Friday’s jobs report likely did little to change policymakers’ minds about the current state of the labor market.

While job gains are slowing, wage growth remains stronger than usual: Average hourly earnings climbed 4.4 percent in the year to June, versus expectations for 4.2 percent, and wage gains for May were revised higher. Fed officials are watching wage growth closely because they worry that if wage growth remains unusually fast, it could make it difficult to fully bring elevated inflation to their 2 percent target.

The logic? Companies that pay their workers better will likely try to raise their prices to cover heavier labor bills, and families earning more will be able to pay higher prices.

Fed officials were surprised by the economy’s resilience 16 months after their push to slow it by raising interest rates, which make borrowing money more expensive.
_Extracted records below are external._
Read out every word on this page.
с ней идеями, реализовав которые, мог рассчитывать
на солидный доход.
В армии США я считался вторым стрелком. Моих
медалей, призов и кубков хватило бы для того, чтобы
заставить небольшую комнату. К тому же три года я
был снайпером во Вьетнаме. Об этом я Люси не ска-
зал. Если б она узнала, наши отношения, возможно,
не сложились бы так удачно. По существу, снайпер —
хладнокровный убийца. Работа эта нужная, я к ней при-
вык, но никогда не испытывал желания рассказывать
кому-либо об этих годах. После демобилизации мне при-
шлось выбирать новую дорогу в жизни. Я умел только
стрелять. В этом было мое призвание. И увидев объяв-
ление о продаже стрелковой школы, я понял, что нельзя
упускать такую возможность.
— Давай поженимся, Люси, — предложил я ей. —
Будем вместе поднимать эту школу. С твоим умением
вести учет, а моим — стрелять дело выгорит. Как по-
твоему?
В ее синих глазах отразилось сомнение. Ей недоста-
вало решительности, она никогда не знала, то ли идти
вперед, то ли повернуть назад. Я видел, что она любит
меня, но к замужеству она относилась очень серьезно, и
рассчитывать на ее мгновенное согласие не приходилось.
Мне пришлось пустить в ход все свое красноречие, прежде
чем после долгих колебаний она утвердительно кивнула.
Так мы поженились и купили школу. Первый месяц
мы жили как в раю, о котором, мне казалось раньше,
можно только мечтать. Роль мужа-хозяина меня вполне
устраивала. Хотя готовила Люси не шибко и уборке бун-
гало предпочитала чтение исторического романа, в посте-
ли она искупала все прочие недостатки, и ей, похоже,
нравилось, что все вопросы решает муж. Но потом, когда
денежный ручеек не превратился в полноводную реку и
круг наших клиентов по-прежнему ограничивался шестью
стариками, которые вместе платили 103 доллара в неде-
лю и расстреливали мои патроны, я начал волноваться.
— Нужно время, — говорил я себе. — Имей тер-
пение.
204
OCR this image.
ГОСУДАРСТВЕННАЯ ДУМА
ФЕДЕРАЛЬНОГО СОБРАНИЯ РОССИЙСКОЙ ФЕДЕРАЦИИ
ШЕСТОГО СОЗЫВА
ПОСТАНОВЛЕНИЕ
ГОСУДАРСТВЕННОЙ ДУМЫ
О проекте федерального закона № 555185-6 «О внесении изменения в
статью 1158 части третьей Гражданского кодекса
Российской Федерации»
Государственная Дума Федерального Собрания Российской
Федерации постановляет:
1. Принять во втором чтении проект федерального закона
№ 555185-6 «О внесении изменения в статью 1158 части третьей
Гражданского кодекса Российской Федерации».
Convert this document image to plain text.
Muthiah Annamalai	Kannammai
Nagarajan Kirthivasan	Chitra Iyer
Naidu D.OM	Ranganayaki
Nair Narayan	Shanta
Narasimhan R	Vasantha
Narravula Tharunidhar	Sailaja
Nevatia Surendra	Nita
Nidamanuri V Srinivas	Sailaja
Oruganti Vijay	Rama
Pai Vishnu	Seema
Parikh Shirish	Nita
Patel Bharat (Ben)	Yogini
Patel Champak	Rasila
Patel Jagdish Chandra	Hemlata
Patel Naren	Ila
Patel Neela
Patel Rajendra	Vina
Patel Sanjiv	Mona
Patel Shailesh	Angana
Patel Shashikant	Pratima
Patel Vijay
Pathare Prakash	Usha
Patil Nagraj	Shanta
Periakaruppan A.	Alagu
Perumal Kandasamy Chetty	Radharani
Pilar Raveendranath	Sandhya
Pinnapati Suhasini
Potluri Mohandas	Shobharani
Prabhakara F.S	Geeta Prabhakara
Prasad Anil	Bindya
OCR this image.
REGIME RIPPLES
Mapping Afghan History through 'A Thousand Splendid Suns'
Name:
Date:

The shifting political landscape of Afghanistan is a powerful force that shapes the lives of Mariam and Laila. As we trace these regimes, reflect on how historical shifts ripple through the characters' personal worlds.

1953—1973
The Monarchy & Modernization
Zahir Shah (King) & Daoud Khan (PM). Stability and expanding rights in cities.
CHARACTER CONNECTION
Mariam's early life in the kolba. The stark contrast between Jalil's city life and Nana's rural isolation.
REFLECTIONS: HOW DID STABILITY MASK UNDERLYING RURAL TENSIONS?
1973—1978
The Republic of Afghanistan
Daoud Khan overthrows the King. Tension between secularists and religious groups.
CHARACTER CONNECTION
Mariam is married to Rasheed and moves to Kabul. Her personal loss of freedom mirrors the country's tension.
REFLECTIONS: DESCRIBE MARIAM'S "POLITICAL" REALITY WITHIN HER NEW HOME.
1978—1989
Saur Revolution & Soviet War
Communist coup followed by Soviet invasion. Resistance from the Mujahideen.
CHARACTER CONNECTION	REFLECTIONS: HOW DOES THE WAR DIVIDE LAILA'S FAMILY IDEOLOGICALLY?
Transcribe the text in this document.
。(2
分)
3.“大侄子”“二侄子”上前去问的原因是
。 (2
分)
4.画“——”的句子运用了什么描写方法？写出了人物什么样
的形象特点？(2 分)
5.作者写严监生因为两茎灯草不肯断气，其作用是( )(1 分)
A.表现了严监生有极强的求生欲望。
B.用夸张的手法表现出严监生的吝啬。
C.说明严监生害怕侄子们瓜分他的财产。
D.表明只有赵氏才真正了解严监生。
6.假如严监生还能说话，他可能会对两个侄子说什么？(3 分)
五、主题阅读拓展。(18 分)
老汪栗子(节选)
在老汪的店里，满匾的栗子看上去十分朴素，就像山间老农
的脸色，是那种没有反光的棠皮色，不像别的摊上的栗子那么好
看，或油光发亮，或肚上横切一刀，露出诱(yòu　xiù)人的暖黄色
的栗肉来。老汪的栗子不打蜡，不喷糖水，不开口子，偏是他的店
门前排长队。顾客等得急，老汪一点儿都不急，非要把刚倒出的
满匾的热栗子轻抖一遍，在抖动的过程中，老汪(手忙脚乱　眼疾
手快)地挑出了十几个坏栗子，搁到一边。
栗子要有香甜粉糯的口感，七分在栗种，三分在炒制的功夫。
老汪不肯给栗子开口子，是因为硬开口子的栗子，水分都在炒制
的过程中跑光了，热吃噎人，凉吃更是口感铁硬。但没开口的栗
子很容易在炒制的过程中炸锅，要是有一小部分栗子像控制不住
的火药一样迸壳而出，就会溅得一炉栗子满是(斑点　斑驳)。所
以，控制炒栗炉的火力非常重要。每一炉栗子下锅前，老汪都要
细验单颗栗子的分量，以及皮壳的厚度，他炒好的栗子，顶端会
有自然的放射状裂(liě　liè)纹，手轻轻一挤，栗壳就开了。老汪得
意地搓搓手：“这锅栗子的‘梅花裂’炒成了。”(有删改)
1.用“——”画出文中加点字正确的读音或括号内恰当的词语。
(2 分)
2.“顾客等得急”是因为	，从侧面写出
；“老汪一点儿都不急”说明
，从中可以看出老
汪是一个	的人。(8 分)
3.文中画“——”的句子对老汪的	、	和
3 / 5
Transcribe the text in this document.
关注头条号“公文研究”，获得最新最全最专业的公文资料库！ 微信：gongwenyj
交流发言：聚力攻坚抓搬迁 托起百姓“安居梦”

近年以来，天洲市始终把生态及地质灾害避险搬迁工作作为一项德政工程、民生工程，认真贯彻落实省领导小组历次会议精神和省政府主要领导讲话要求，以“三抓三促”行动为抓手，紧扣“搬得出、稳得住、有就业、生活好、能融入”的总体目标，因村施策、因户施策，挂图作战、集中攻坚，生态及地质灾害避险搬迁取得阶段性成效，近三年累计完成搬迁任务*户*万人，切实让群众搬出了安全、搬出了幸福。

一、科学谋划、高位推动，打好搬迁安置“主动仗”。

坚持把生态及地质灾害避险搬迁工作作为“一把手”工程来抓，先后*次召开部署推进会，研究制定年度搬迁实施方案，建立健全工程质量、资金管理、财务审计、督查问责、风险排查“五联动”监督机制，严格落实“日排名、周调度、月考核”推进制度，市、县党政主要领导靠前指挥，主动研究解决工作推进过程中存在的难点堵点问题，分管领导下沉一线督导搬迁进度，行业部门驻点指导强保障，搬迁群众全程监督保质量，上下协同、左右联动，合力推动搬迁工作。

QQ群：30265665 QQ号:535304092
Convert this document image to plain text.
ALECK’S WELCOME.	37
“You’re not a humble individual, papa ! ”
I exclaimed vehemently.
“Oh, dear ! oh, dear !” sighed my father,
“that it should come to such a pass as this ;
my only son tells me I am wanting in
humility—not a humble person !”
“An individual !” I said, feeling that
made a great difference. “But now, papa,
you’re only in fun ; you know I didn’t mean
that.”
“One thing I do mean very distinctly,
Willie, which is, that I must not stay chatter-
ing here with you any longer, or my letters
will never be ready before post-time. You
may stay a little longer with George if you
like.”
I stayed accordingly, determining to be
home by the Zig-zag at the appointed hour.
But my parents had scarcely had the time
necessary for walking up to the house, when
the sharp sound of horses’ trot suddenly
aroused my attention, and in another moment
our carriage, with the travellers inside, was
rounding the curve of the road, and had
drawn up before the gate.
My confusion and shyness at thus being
While growth is slower, the housing market has begun to stabilize and the labor market has remained abnormally strong with abundant opportunities and at least some bargaining power for many workers.

That resilience – and the stubbornness of rapid inflation, especially for services – is why policymakers are expected to keep raising interest rates, which they have already raised above 5 percent for the first time in about 15 years. Officials raised rates in smaller increments this year than last year, and they skipped a tax at their June meeting for the first time in 11 meetings. But several policymakers have made it clear that even as the pace moderates, they still expect to raise interest rates.

“It may make sense to skip a meeting and move more gradually,” said Lorie K. Logan, the president of the Federal Reserve Bank of Dallas. while talking this week, noting that it is important that officials now follow through with continuing to raise rates.

She added that “inflation and the labor market developing more or less as expected would not really change the outlook.”

Fed officials predicted in June that they would raise interest rates twice more this year — assuming they move in quarter-point increments — and that the labor market would soften, but only slightly. They saw the unemployment rate rising to 4.1 percent, which would be up from 3.6 percent in June.

Investors widely expect Fed officials to raise interest rates at their July meeting, and the strength of the labor market could help shape the outlook after that. While policymakers won’t release new economic projections until September, Wall Street will be watching how policymakers react to economic developments to gauge whether another move this year is likely.